Un espoir de courte durée
Le 24 juillet, la direction du Nissa Rugby avait pris connaissance de la décision de l'Autorité de régulation (A2R) de reléguer le club en Fédérale en raison de déficits budgétaires pour la saison à venir en Pro D2. Le club avait annoncé faire appel, saluant dans la foulée la mission confiée à Jean-Pierre Rivère par la Ville pour « accompagner les réflexions sur l'avenir du rugby niçois ». Selon le club, les premières discussions avaient été fructueuses, redonnant espoir. Mais lors des derniers échanges, la Ville a confirmé ses positions initiales, limitant son investissement financier. Aucun point d'entente n'a été trouvé à ce jour, alors que la date de l'appel se rapproche.
Les joueurs lancent un cri d'alarme
Ce jeudi 30 juillet, les joueurs du Nissa Rugby ont publié un communiqué commun sur leurs réseaux sociaux, exprimant leur peur. « Aujourd'hui, nous avons peur. Peur que, dans quelques jours, tout s'arrête. Peur de devoir annoncer à nos familles que nous devons partir, parfois en urgence, parfois sans savoir où nous jouerons demain », ont-ils écrit. Ils appellent toutes les personnes pouvant agir à se réunir pour éviter la disparition du club. « Nous ne cherchons ni responsables, ni polémiques. Nous lançons simplement un appel », ont-ils ajouté.

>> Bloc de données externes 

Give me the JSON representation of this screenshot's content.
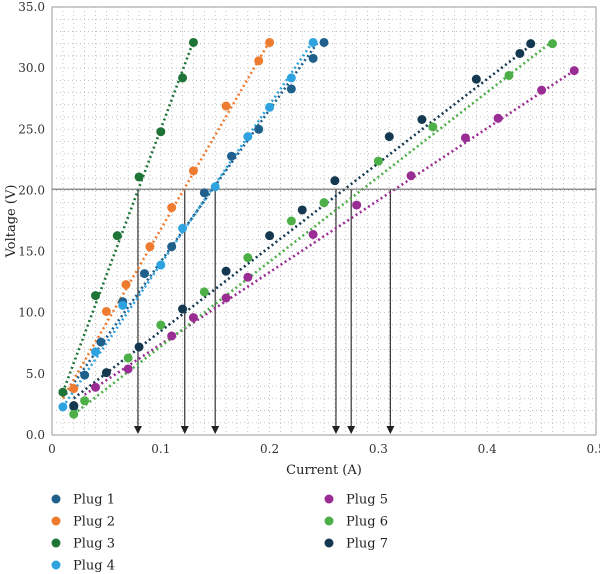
{
  "chart_data": {
    "type": "scatter",
    "xlabel": "Current (A)",
    "ylabel": "Voltage (V)",
    "xlim": [
      0,
      0.5
    ],
    "ylim": [
      0,
      35
    ],
    "x_ticks": [
      "0",
      "0.1",
      "0.2",
      "0.3",
      "0.4",
      "0.5"
    ],
    "y_ticks": [
      "0.0",
      "5.0",
      "10.0",
      "15.0",
      "20.0",
      "25.0",
      "30.0",
      "35.0"
    ],
    "grid": "dotted minor grid",
    "reference_line": {
      "y": 20.1
    },
    "drop_lines_x": [
      0.079,
      0.122,
      0.15,
      0.261,
      0.275,
      0.311
    ],
    "series": [
      {
        "name": "Plug 1",
        "color": "#1f5f8b",
        "trend": [
          [
            0.01,
            3.0
          ],
          [
            0.245,
            32.2
          ]
        ],
        "points": [
          [
            0.02,
            2.3
          ],
          [
            0.03,
            4.9
          ],
          [
            0.045,
            7.6
          ],
          [
            0.065,
            10.9
          ],
          [
            0.085,
            13.2
          ],
          [
            0.11,
            15.4
          ],
          [
            0.14,
            19.8
          ],
          [
            0.165,
            22.8
          ],
          [
            0.19,
            25.0
          ],
          [
            0.22,
            28.3
          ],
          [
            0.24,
            30.8
          ],
          [
            0.25,
            32.1
          ]
        ]
      },
      {
        "name": "Plug 2",
        "color": "#ee7b30",
        "trend": [
          [
            0.01,
            3.0
          ],
          [
            0.2,
            32.2
          ]
        ],
        "points": [
          [
            0.02,
            3.8
          ],
          [
            0.05,
            10.1
          ],
          [
            0.068,
            12.3
          ],
          [
            0.09,
            15.4
          ],
          [
            0.11,
            18.6
          ],
          [
            0.13,
            21.6
          ],
          [
            0.16,
            26.9
          ],
          [
            0.19,
            30.6
          ],
          [
            0.2,
            32.1
          ]
        ]
      },
      {
        "name": "Plug 3",
        "color": "#1e7436",
        "trend": [
          [
            0.01,
            3.5
          ],
          [
            0.13,
            32.2
          ]
        ],
        "points": [
          [
            0.01,
            3.5
          ],
          [
            0.02,
            2.4
          ],
          [
            0.04,
            11.4
          ],
          [
            0.06,
            16.3
          ],
          [
            0.08,
            21.1
          ],
          [
            0.1,
            24.8
          ],
          [
            0.12,
            29.2
          ],
          [
            0.13,
            32.1
          ]
        ]
      },
      {
        "name": "Plug 4",
        "color": "#2fa3e0",
        "trend": [
          [
            0.01,
            2.3
          ],
          [
            0.24,
            32.2
          ]
        ],
        "points": [
          [
            0.01,
            2.3
          ],
          [
            0.04,
            6.8
          ],
          [
            0.065,
            10.6
          ],
          [
            0.1,
            13.9
          ],
          [
            0.12,
            16.9
          ],
          [
            0.15,
            20.3
          ],
          [
            0.18,
            24.4
          ],
          [
            0.2,
            26.8
          ],
          [
            0.22,
            29.2
          ],
          [
            0.24,
            32.1
          ]
        ]
      },
      {
        "name": "Plug 5",
        "color": "#9a2d94",
        "trend": [
          [
            0.03,
            3.3
          ],
          [
            0.48,
            29.8
          ]
        ],
        "points": [
          [
            0.04,
            3.9
          ],
          [
            0.07,
            5.4
          ],
          [
            0.11,
            8.1
          ],
          [
            0.13,
            9.6
          ],
          [
            0.16,
            11.2
          ],
          [
            0.18,
            12.9
          ],
          [
            0.24,
            16.4
          ],
          [
            0.28,
            18.8
          ],
          [
            0.33,
            21.2
          ],
          [
            0.38,
            24.3
          ],
          [
            0.41,
            25.9
          ],
          [
            0.45,
            28.2
          ],
          [
            0.48,
            29.8
          ]
        ]
      },
      {
        "name": "Plug 6",
        "color": "#4caf47",
        "trend": [
          [
            0.02,
            1.7
          ],
          [
            0.46,
            32.2
          ]
        ],
        "points": [
          [
            0.02,
            1.7
          ],
          [
            0.03,
            2.8
          ],
          [
            0.07,
            6.3
          ],
          [
            0.1,
            9.0
          ],
          [
            0.14,
            11.7
          ],
          [
            0.18,
            14.5
          ],
          [
            0.22,
            17.5
          ],
          [
            0.25,
            19.0
          ],
          [
            0.3,
            22.4
          ],
          [
            0.35,
            25.2
          ],
          [
            0.42,
            29.4
          ],
          [
            0.46,
            32.0
          ]
        ]
      },
      {
        "name": "Plug 7",
        "color": "#14384f",
        "trend": [
          [
            0.02,
            3.0
          ],
          [
            0.445,
            32.2
          ]
        ],
        "points": [
          [
            0.02,
            2.4
          ],
          [
            0.05,
            5.1
          ],
          [
            0.08,
            7.2
          ],
          [
            0.12,
            10.3
          ],
          [
            0.16,
            13.4
          ],
          [
            0.2,
            16.3
          ],
          [
            0.23,
            18.4
          ],
          [
            0.26,
            20.8
          ],
          [
            0.31,
            24.4
          ],
          [
            0.34,
            25.8
          ],
          [
            0.39,
            29.1
          ],
          [
            0.43,
            31.2
          ],
          [
            0.44,
            32.0
          ]
        ]
      }
    ]
  }
}
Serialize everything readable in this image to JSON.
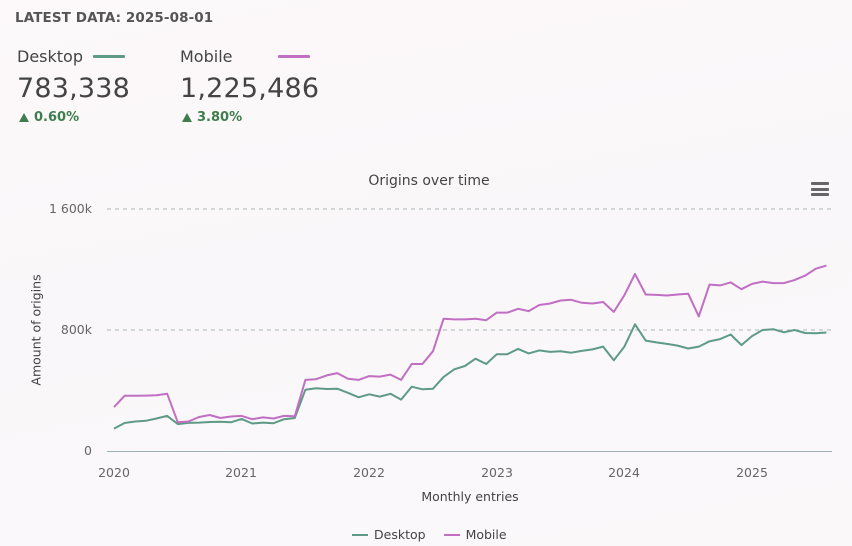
{
  "header": {
    "latest_data": "LATEST DATA: 2025-08-01"
  },
  "kpis": [
    {
      "label": "Desktop",
      "value": "783,338",
      "change": "0.60%",
      "direction": "up",
      "color": "#5e9a86"
    },
    {
      "label": "Mobile",
      "value": "1,225,486",
      "change": "3.80%",
      "direction": "up",
      "color": "#c06fc2"
    }
  ],
  "colors": {
    "desktop": "#5e9a86",
    "mobile": "#c06fc2",
    "positive": "#3f7d4e",
    "gridline": "#a9b7b9",
    "axis": "#9fb0b5"
  },
  "chart": {
    "title": "Origins over time",
    "menu_icon": "hamburger-menu-icon",
    "ylabel": "Amount of origins",
    "xlabel": "Monthly entries",
    "yticks": [
      "0",
      "800k",
      "1 600k"
    ],
    "xticks": [
      "2020",
      "2021",
      "2022",
      "2023",
      "2024",
      "2025"
    ],
    "legend": [
      "Desktop",
      "Mobile"
    ]
  },
  "chart_data": {
    "type": "line",
    "title": "Origins over time",
    "xlabel": "Monthly entries",
    "ylabel": "Amount of origins",
    "ylim": [
      0,
      1600000
    ],
    "yticks": [
      0,
      800000,
      1600000
    ],
    "xticks": [
      "2020",
      "2021",
      "2022",
      "2023",
      "2024",
      "2025"
    ],
    "grid": true,
    "legend_position": "bottom",
    "x_start": "2020-01",
    "x_end": "2025-08",
    "x_step": "monthly",
    "series": [
      {
        "name": "Desktop",
        "color": "#5e9a86",
        "values": [
          148000,
          185000,
          195000,
          200000,
          215000,
          232000,
          178000,
          186000,
          188000,
          192000,
          194000,
          190000,
          212000,
          182000,
          188000,
          184000,
          210000,
          218000,
          405000,
          415000,
          410000,
          412000,
          385000,
          355000,
          375000,
          360000,
          378000,
          340000,
          425000,
          408000,
          412000,
          490000,
          540000,
          562000,
          610000,
          575000,
          640000,
          640000,
          675000,
          645000,
          665000,
          655000,
          660000,
          650000,
          662000,
          672000,
          690000,
          600000,
          690000,
          838000,
          730000,
          718000,
          708000,
          697000,
          678000,
          690000,
          725000,
          740000,
          770000,
          700000,
          760000,
          800000,
          805000,
          785000,
          800000,
          780000,
          778000,
          783338
        ]
      },
      {
        "name": "Mobile",
        "color": "#c06fc2",
        "values": [
          290000,
          365000,
          365000,
          366000,
          368000,
          378000,
          190000,
          195000,
          225000,
          238000,
          218000,
          228000,
          232000,
          210000,
          222000,
          215000,
          232000,
          230000,
          470000,
          475000,
          500000,
          515000,
          478000,
          470000,
          495000,
          492000,
          505000,
          470000,
          575000,
          575000,
          660000,
          875000,
          870000,
          870000,
          875000,
          865000,
          915000,
          915000,
          940000,
          925000,
          965000,
          975000,
          995000,
          1000000,
          980000,
          975000,
          985000,
          920000,
          1030000,
          1170000,
          1035000,
          1032000,
          1028000,
          1035000,
          1040000,
          890000,
          1100000,
          1095000,
          1115000,
          1070000,
          1105000,
          1120000,
          1110000,
          1110000,
          1130000,
          1160000,
          1205000,
          1225486
        ]
      }
    ]
  }
}
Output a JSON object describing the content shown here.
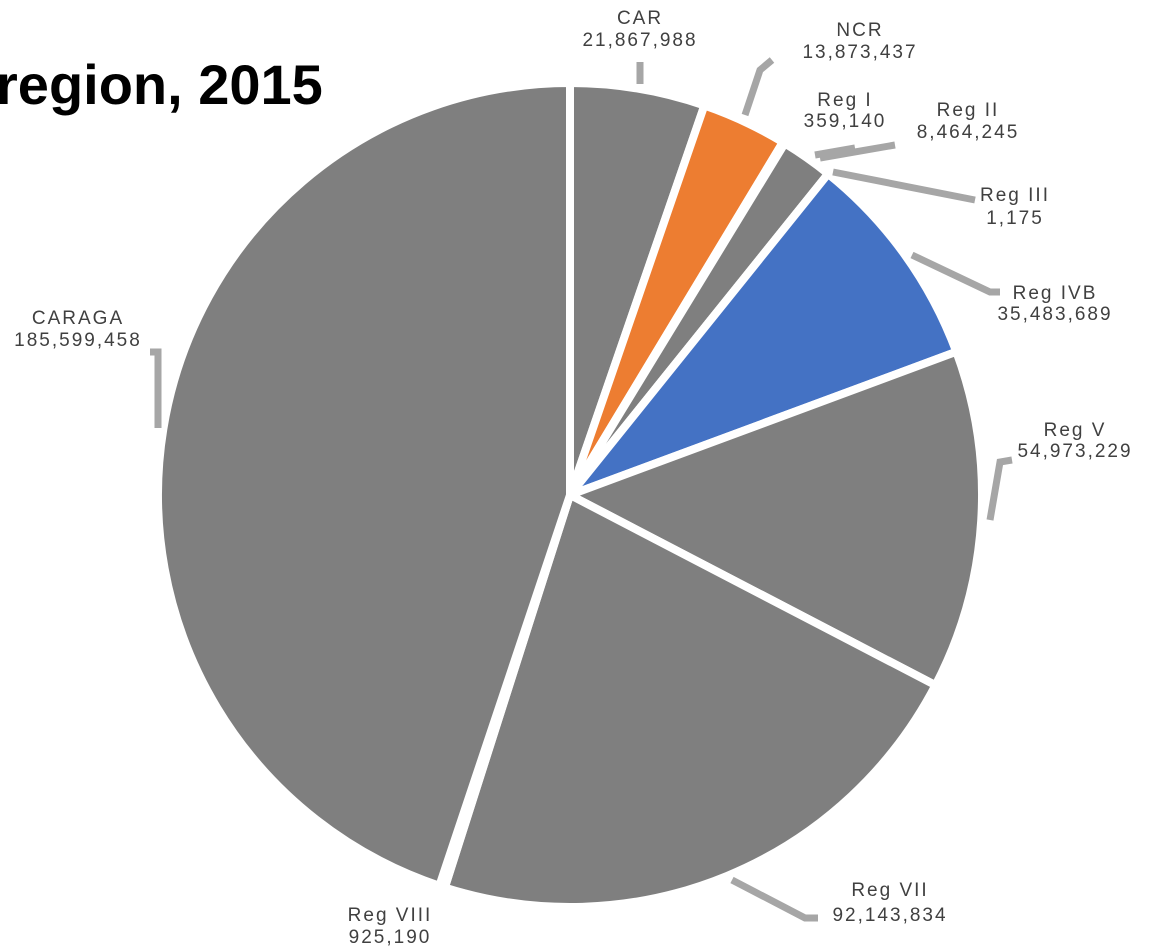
{
  "chart_data": {
    "type": "pie",
    "title": "region, 2015",
    "categories": [
      "CAR",
      "NCR",
      "Reg I",
      "Reg II",
      "Reg III",
      "Reg IVB",
      "Reg V",
      "Reg VII",
      "Reg VIII",
      "CARAGA"
    ],
    "values": [
      21867988,
      13873437,
      359140,
      8464245,
      1175,
      35483689,
      54973229,
      92143834,
      925190,
      185599458
    ],
    "value_labels": [
      "21,867,988",
      "13,873,437",
      "359,140",
      "8,464,245",
      "1,175",
      "35,483,689",
      "54,973,229",
      "92,143,834",
      "925,190",
      "185,599,458"
    ],
    "colors": [
      "#7f7f7f",
      "#ed7d31",
      "#7f7f7f",
      "#7f7f7f",
      "#7f7f7f",
      "#4472c4",
      "#7f7f7f",
      "#7f7f7f",
      "#7f7f7f",
      "#7f7f7f"
    ]
  }
}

Les enjeux financiers du dossier
Le montant de la caution initiale exigée par l’A2R s’élevait à 4,6 millions d’euros, dont 2,5 millions apportés par l’actionnaire. Il manque donc environ 2 millions d’euros. Cette somme est liée au projet de construction d’une tribune d’hospitalités de 1 400 places, destinée à générer des recettes pour le futur stade de 12 000 places. Cette tribune n’a toujours pas vu le jour, devenant la source des tensions entre le club et la municipalité. Selon nos informations, si l’appel n’est pas favorable, le Nissa Rugby ne devrait pas saisir le CNOSF.
L'avenir incertain
Contacté, Jean-Pierre Rivère n’avait pas répondu au moment de la publication de cet article. Le feuilleton administratif du Nissa Rugby semble loin d’être terminé, alors que les joueurs et le staff retiennent leur souffle avant la décision en appel.